Enfilade

Exhibition | Threads of Feeling in Williamsburg

Posted in exhibitions by Editor on July 27, 2013

This exhibition, organized by The Foundling Museum, was on view in London from October 2010 to March 2011. Through next May, it can be seen in Williamsburg (perfect timing for next year’s ASECS meeting). From the press release (17 May 2013) . . .

Threads of Feeling: The London Foundling Hospital’s Textile Tokens, 1740–1770
DeWitt Wallace Decorative Arts Museum, Colonial Williamsburg, 25 May 2013 — 26 May 2014

Curated by John Styles

tumblr_inline_ml5nhqK7qS1qz4rgpEach piece of fabric or token tells a poignant, emotional story from more than 200 years ago. Many of those stories are on view at the Art Museums of Colonial Williamsburg in a traveling exhibition organized by the Foundling Museum of London. Threads of Feeling consists of 59 books of textile tokens on loan from the Thomas Coram Foundation, a British children’s charity.

“These stories pack powerful, emotional punches, sure to resonate with parents,” said Ronald Hurst, Colonial Williamsburg’s chief curator and vice president for collections, conservation and museums. “We are pleased to have the only mounting of the exhibition in the United States since it closed in London two years ago.”

In the cases of more than 4,000 babies left at London’s Foundling Hospital between 1741 and 1760, a small object or token, usually a piece of fabric, was kept as an identifying record. The fabric was either provided by the mother or cut from the child’s clothing by the Foundling Hospital’s nurses. Attached to registration forms and bound up into ledgers, these pieces of fabric form the largest collection of everyday textiles surviving in Britain from the 18th century. A selection of the textiles and the stories they tell us about individual babies, their mothers and their lives form the focus of the Threads of Feeling exhibition. The exhibition also examines artist William Hogarth’s depictions of the clothes, ribbons, embroidery, and fabrics worn in the 18th century as represented by the textile tokens.

“The process of giving over a baby to the Foundling Hospital was anonymous,” said exhibition curator John Styles, research professor in history at the University of Hertfordshire. “It was a form of adoption. The Foundling Hospital became the infant’s parent and its previous identity was erased.”
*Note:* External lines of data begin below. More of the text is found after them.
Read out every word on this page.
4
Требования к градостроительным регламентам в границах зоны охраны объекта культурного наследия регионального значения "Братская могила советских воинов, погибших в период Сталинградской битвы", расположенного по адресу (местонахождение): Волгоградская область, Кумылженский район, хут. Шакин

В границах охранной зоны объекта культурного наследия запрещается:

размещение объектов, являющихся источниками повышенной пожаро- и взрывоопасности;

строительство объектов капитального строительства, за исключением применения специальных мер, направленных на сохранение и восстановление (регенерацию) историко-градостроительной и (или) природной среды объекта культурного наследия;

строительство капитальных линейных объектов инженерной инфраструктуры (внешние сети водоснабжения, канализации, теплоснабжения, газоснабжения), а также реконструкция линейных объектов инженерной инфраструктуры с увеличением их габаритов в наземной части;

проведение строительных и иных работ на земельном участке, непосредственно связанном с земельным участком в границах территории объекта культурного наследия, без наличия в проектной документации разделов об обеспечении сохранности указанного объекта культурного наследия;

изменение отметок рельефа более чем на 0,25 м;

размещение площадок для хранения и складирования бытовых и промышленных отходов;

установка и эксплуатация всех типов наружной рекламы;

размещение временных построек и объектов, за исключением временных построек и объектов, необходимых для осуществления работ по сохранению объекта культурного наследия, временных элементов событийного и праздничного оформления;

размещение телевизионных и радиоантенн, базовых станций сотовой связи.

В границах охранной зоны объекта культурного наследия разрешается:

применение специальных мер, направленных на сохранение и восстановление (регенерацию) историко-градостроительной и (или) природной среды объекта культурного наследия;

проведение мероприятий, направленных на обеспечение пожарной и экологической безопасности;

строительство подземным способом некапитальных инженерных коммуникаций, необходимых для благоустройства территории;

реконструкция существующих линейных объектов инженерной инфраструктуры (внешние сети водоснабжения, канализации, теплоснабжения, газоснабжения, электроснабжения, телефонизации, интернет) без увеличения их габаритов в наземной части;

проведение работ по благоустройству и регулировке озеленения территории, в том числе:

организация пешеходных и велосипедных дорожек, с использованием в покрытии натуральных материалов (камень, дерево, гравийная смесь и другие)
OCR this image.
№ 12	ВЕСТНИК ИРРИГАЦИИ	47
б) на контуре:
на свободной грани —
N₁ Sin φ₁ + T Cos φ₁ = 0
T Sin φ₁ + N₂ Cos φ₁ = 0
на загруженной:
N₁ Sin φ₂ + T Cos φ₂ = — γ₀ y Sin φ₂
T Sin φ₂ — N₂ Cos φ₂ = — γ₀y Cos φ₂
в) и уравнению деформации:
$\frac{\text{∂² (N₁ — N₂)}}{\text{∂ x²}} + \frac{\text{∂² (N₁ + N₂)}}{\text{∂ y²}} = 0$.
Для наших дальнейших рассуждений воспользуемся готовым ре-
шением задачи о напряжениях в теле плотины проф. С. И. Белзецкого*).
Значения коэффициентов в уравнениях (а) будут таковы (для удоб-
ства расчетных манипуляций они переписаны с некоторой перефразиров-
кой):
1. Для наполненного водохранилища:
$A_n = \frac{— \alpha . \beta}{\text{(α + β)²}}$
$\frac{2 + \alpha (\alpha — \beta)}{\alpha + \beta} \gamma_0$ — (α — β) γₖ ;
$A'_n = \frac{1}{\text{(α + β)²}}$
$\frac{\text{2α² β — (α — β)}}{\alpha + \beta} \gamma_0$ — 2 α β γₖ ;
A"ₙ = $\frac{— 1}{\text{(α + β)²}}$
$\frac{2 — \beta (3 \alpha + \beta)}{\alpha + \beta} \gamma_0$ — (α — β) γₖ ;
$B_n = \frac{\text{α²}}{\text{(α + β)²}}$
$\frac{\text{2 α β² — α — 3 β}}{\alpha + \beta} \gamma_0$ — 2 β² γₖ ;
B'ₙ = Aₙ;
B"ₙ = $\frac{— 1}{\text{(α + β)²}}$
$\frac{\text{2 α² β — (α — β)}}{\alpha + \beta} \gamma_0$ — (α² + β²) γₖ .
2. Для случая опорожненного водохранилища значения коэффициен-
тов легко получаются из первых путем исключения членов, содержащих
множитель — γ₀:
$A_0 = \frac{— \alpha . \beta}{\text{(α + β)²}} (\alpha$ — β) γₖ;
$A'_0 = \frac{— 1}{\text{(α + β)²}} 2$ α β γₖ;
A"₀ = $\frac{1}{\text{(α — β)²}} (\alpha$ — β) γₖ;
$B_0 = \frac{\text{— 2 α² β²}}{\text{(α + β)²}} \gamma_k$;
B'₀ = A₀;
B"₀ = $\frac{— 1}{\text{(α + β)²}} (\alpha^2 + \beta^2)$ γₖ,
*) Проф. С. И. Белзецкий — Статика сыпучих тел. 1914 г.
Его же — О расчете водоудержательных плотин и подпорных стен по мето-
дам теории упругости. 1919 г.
The mother’s name was not recorded, but many left personal notes or letters exhorting the hospital to care for their child. Occasionally children were reclaimed, and the pieces of fabric in the ledgers were kept with the expectation that they could be used to identify the child if it was returned to its mother. The textiles are beautiful and poignant, embedded in a rich social history. Each swatch reflects the life of a single infant child. The textiles also indicate the types of clothing their mothers wore. Many clothes for babies were usually made up from worn-out adult clothing and the fabrics reveal how working women struggled to be fashionable in the 18th century.

Museum guests also are invited to participate in several programs related to the exhibition:

• Textiles and accessories can be much more than just material objects. Guests create their own memory token during Tokens of Affection. Like those in the Threads of Feeling exhibition, their creations tell their own unique stories. Presented 11 am – noon, Tuesdays and Fridays, June 18 – August 30.

Open Drawers: Treasured Textiles from Colonial Williamsburg. Guests drop in to get a closer look at the new exhibition, Threads of Feeling and then peer into the textile study drawers and examine related clothing and needlework from Colonial Williamsburg’s collections. Presented 2–3 pm, Mondays, June 3 – August 26.

Lives Lost and Found. Guests go behind the scenes of Threads of Feeling on a guided tour, examine the textiles on view and discuss the historical and emotional stories behind these textile tokens from the Foundling Hospital in London and the Colonial Williamsburg collection. Space is limited and a $10 ticket is required in addition to museum admission. Presented 9 – 10:30 am, Tuesdays and Fridays, June 18 – August 30.

The conference symposium, Threads of Feeling Unraveled, takes place 20–22 October 2013.